Fancy hunting down the boars yourself? Here’s the map! // Source: Margaret Watson

If you want a close up look at these little hints of history from the comfort of your own home, we’ve got you covered. As part of the Windows to the World project, we formed a group of interested volunteers and started creating 3D models of the boars in early 2020. This is a record of these important pieces of heritage that will survive forever and can be shared with everybody and anybody. How awesome!

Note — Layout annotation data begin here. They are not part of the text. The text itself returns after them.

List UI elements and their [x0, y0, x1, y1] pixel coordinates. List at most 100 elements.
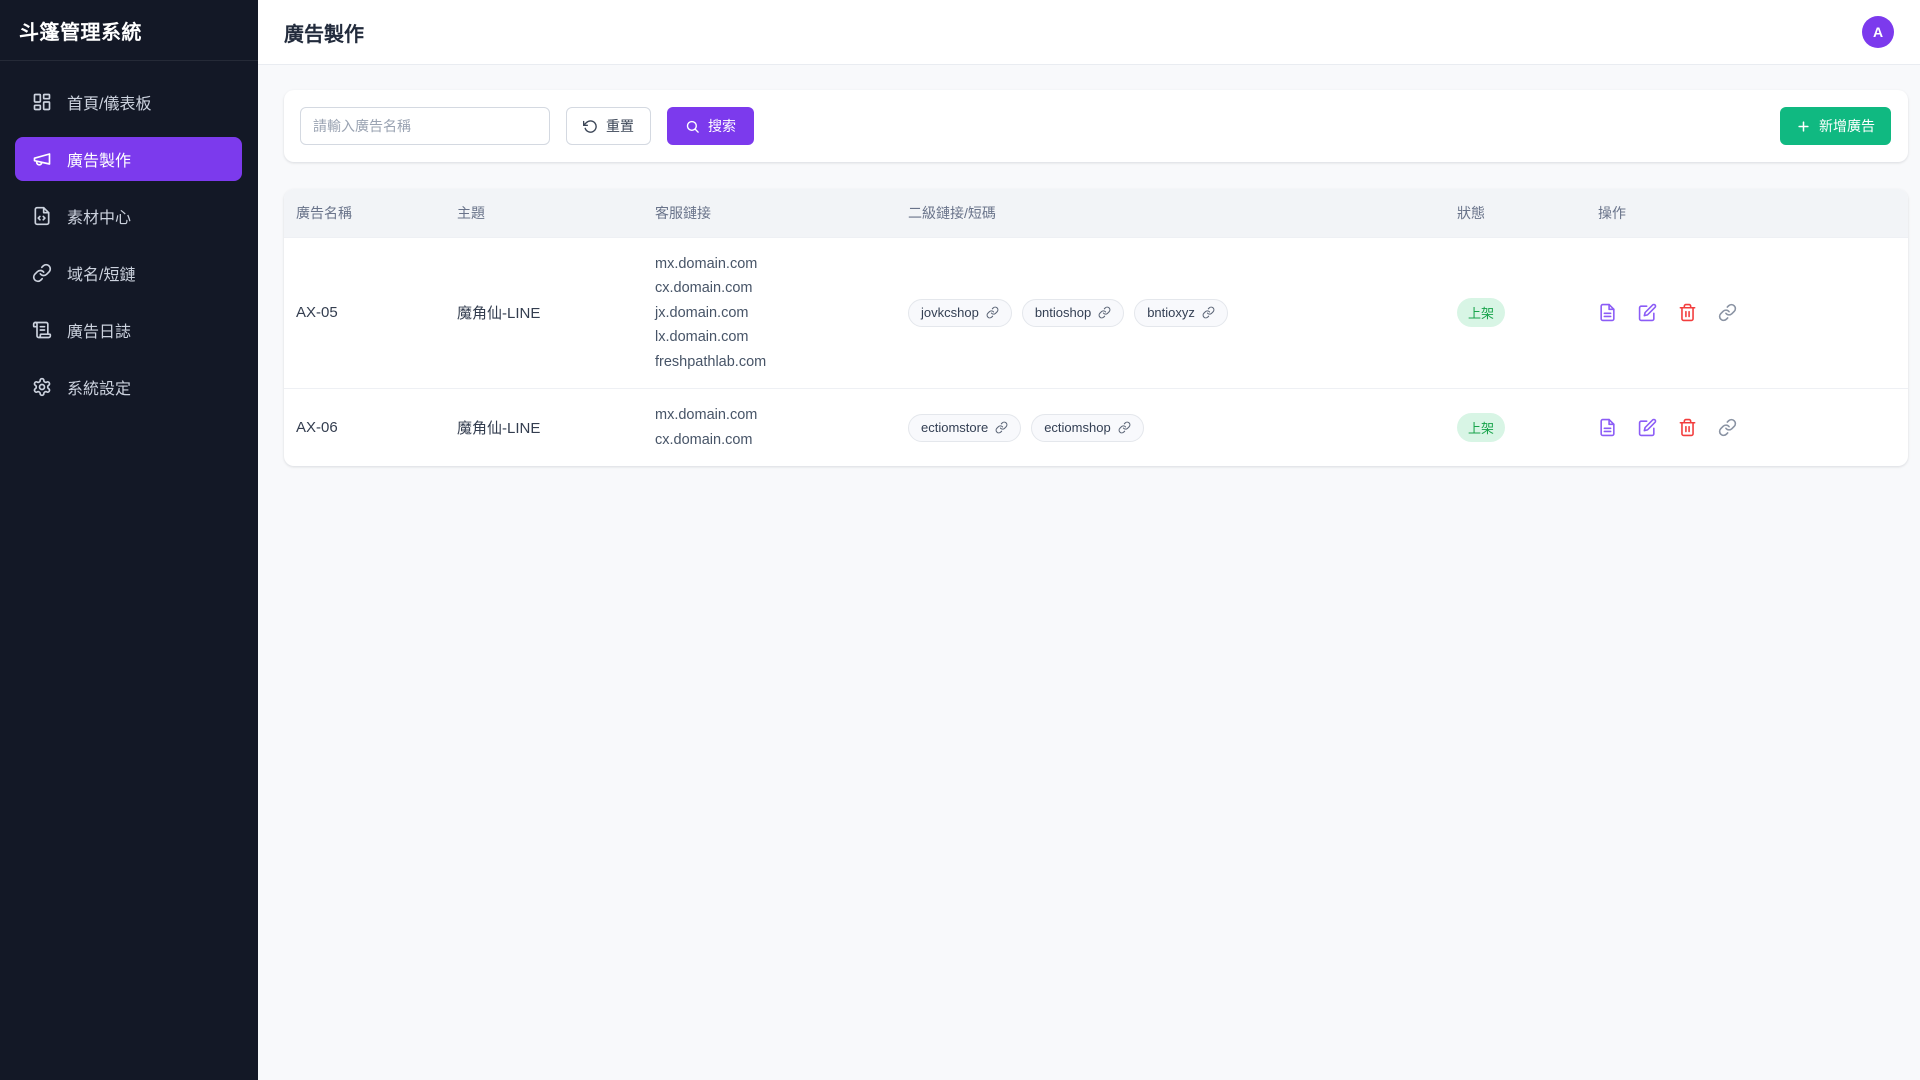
add-ad-button[interactable]: 新增廣告 — [1780, 107, 1891, 145]
file-text-icon — [1600, 304, 1615, 322]
short-code-label: jovkcshop — [921, 305, 979, 321]
page-title: 廣告製作 — [284, 23, 364, 46]
add-ad-button-label: 新增廣告 — [1819, 118, 1875, 134]
service-link: mx.domain.com — [655, 407, 758, 423]
table-header: 廣告名稱 主題 客服鏈接 二級鏈接/短碼 狀態 操作 — [284, 189, 1908, 237]
filter-bar: 重置 搜索 新增廣告 — [284, 90, 1908, 162]
megaphone-icon — [33, 153, 51, 166]
chip-link-slot — [1202, 306, 1215, 319]
app-title: 斗篷管理系統 — [0, 0, 258, 61]
short-codes: jovkcshop bntioshop bntioxyz — [908, 298, 1433, 327]
delete-button[interactable] — [1678, 418, 1697, 437]
short-code-chip[interactable]: ectiomstore — [908, 413, 1022, 442]
filter-left-group: 重置 搜索 — [300, 107, 754, 145]
chip-link-slot — [995, 421, 1008, 434]
service-link: mx.domain.com — [655, 255, 758, 272]
main-area: 廣告製作 A 重置 搜索 新增廣告 — [258, 0, 1920, 1080]
ad-topic: 魔角仙-LINE — [457, 305, 541, 323]
nav-icon-slot — [32, 263, 52, 283]
content: 重置 搜索 新增廣告 廣告名稱主題客服鏈接二級鏈接/短碼狀態操作 — [258, 65, 1920, 466]
row-actions — [1598, 303, 1896, 322]
file-text-icon — [1600, 418, 1615, 437]
short-code-label: bntioshop — [1034, 305, 1092, 321]
sidebar-item-label: 廣告製作 — [67, 153, 132, 170]
plus-icon — [1798, 120, 1809, 132]
view-detail-button[interactable] — [1598, 303, 1617, 322]
reset-button-label: 重置 — [606, 118, 634, 134]
ad-name: AX-06 — [296, 419, 338, 436]
column-header: 主題 — [445, 189, 643, 237]
table-body: AX-05 魔角仙-LINE mx.domain.com cx.domain.co… — [284, 236, 1908, 466]
ad-topic: 魔角仙-LINE — [457, 420, 541, 437]
link-icon — [1098, 306, 1111, 319]
view-detail-button[interactable] — [1598, 418, 1617, 437]
sidebar-nav: 首頁/儀表板 廣告製作 素材中心 域名/短鏈 廣告日誌 系統設定 — [0, 61, 258, 409]
nav-icon-slot — [32, 206, 52, 226]
sidebar-item-scroll[interactable]: 廣告日誌 — [15, 308, 242, 352]
gear-icon — [33, 377, 51, 397]
chip-link-slot — [986, 306, 999, 319]
reset-button[interactable]: 重置 — [566, 107, 651, 145]
table-row: AX-06 魔角仙-LINE mx.domain.com cx.domain.co… — [284, 388, 1908, 466]
trash-icon — [1679, 304, 1696, 322]
status-badge: 上架 — [1457, 298, 1506, 328]
link-icon — [1718, 418, 1737, 437]
link-icon — [986, 306, 999, 319]
short-codes: ectiomstore ectiomshop — [908, 413, 1433, 442]
service-link: freshpathlab.com — [655, 353, 767, 370]
short-code-chip[interactable]: ectiomshop — [1031, 413, 1144, 442]
column-header: 狀態 — [1445, 189, 1586, 237]
link-icon — [995, 421, 1008, 434]
edit-button[interactable] — [1638, 418, 1657, 437]
sidebar-item-label: 域名/短鏈 — [67, 267, 136, 284]
edit-icon — [1638, 303, 1657, 322]
service-link: cx.domain.com — [655, 280, 753, 296]
sidebar-item-megaphone[interactable]: 廣告製作 — [15, 137, 242, 181]
service-links: mx.domain.com cx.domain.com jx.domain.com l… — [655, 252, 884, 375]
column-header: 客服鏈接 — [643, 189, 896, 237]
link-icon — [1718, 304, 1737, 322]
column-header: 二級鏈接/短碼 — [896, 189, 1445, 237]
sidebar-item-link[interactable]: 域名/短鏈 — [15, 251, 242, 295]
service-link: lx.domain.com — [655, 329, 749, 345]
file-code-icon — [34, 206, 50, 226]
ad-name-search-input[interactable] — [300, 107, 550, 145]
ads-table: 廣告名稱 主題 客服鏈接 二級鏈接/短碼 狀態 操作 AX-05 魔角仙-LINE mx.… — [284, 189, 1908, 466]
copy-link-button[interactable] — [1718, 303, 1737, 322]
sidebar-item-label: 廣告日誌 — [67, 324, 132, 341]
sidebar-item-gear[interactable]: 系統設定 — [15, 365, 242, 409]
short-code-label: ectiomshop — [1044, 420, 1111, 435]
status-badge: 上架 — [1457, 413, 1506, 442]
nav-icon-slot — [32, 320, 52, 340]
service-link: jx.domain.com — [655, 304, 749, 321]
delete-button[interactable] — [1678, 303, 1697, 322]
sidebar-item-label: 首頁/儀表板 — [67, 96, 152, 113]
topbar: 廣告製作 A — [258, 0, 1920, 65]
edit-icon — [1638, 418, 1657, 437]
service-links: mx.domain.com cx.domain.com — [655, 403, 884, 452]
sidebar-item-label: 素材中心 — [67, 210, 132, 227]
search-button[interactable]: 搜索 — [667, 107, 754, 145]
column-header: 操作 — [1586, 189, 1908, 237]
scroll-icon — [32, 321, 52, 339]
sidebar-item-label: 系統設定 — [67, 381, 132, 398]
sidebar-item-file-code[interactable]: 素材中心 — [15, 194, 242, 238]
edit-button[interactable] — [1638, 303, 1657, 322]
table-row: AX-05 魔角仙-LINE mx.domain.com cx.domain.co… — [284, 236, 1908, 389]
ads-table-card: 廣告名稱 主題 客服鏈接 二級鏈接/短碼 狀態 操作 AX-05 魔角仙-LINE mx.… — [284, 189, 1908, 466]
reset-icon — [583, 119, 597, 133]
service-link: cx.domain.com — [655, 431, 753, 448]
trash-icon — [1679, 418, 1696, 437]
sidebar: 斗篷管理系統 首頁/儀表板 廣告製作 素材中心 域名/短鏈 廣告日誌 系統設定 — [0, 0, 258, 1080]
short-code-label: ectiomstore — [921, 420, 989, 435]
search-button-label: 搜索 — [708, 118, 736, 134]
short-code-chip[interactable]: bntioshop — [1021, 298, 1125, 327]
ad-name: AX-05 — [296, 304, 338, 322]
short-code-chip[interactable]: jovkcshop — [908, 298, 1012, 327]
chip-link-slot — [1118, 421, 1131, 434]
short-code-chip[interactable]: bntioxyz — [1134, 298, 1228, 327]
sidebar-item-dashboard[interactable]: 首頁/儀表板 — [15, 80, 242, 124]
user-avatar[interactable]: A — [1862, 16, 1894, 48]
link-icon — [1118, 421, 1131, 434]
copy-link-button[interactable] — [1718, 418, 1737, 437]
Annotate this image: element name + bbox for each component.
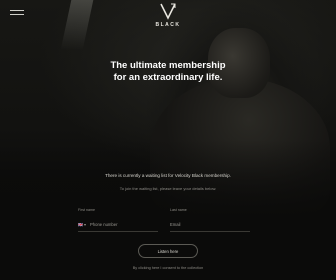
email-input[interactable]: [170, 222, 250, 227]
last-name-label: Last name: [170, 208, 187, 212]
phone-field-wrapper: 🇬🇧 ▾: [78, 218, 158, 232]
waitlist-subtext: To join the waiting list, please leave y…: [119, 186, 217, 191]
waitlist-text: There is currently a waiting list for Ve…: [105, 173, 231, 178]
logo-text: BLACK: [155, 22, 181, 28]
phone-input[interactable]: [90, 222, 158, 227]
email-field-wrapper: [170, 218, 250, 232]
phone-field-group: First name 🇬🇧 ▾: [78, 208, 158, 232]
brand-logo[interactable]: BLACK: [152, 0, 184, 34]
consent-note[interactable]: By clicking here I consent to the collec…: [40, 266, 296, 270]
email-field-group: Last name: [170, 208, 250, 232]
hero-headline: The ultimate membership for an extraordi…: [68, 60, 268, 84]
flag-icon: 🇬🇧: [78, 222, 83, 227]
ceiling-light: [60, 0, 94, 50]
hero-fade: [0, 140, 336, 280]
headline-line-2: for an extraordinary life.: [113, 72, 223, 83]
chevron-down-icon: ▾: [83, 222, 86, 227]
country-code-select[interactable]: 🇬🇧 ▾: [78, 222, 86, 227]
first-name-label: First name: [78, 208, 95, 212]
submit-button[interactable]: Listen here: [138, 244, 198, 258]
logo-mark-icon: [160, 3, 176, 20]
headline-line-1: The ultimate membership: [110, 60, 226, 71]
hero-background: [0, 0, 336, 280]
menu-icon[interactable]: [10, 10, 24, 20]
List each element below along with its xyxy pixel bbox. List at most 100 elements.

Check out the 3D models below:

 

1. The boar in the castle

This carving of a boar can be seen on the slab over the oriel window of the Great Chamber of the castle in Barnard Castle. It used to be inside, but with the castle in ruins, the carving is subject to wind, rain and frost, and it is significantly weathered.

 

2. The boar in the church

This carving of a boar can be found outside St Mary’s Parish Church in Barnard Castle, beside the east window of the south transept. It’s likely that this carving is a connection to the Richard III’s activities at the church. The model was created by George Hodgson.

 

3. The boar in the museum

This boar carving is currently exhibited at the Bowes Museum. It used to be on the frontage of a building in Newgate that was demolished, prior to which the stone was removed and placed in the Museum. The building may have had historic connections to Richard’s foundation of a College of priests here.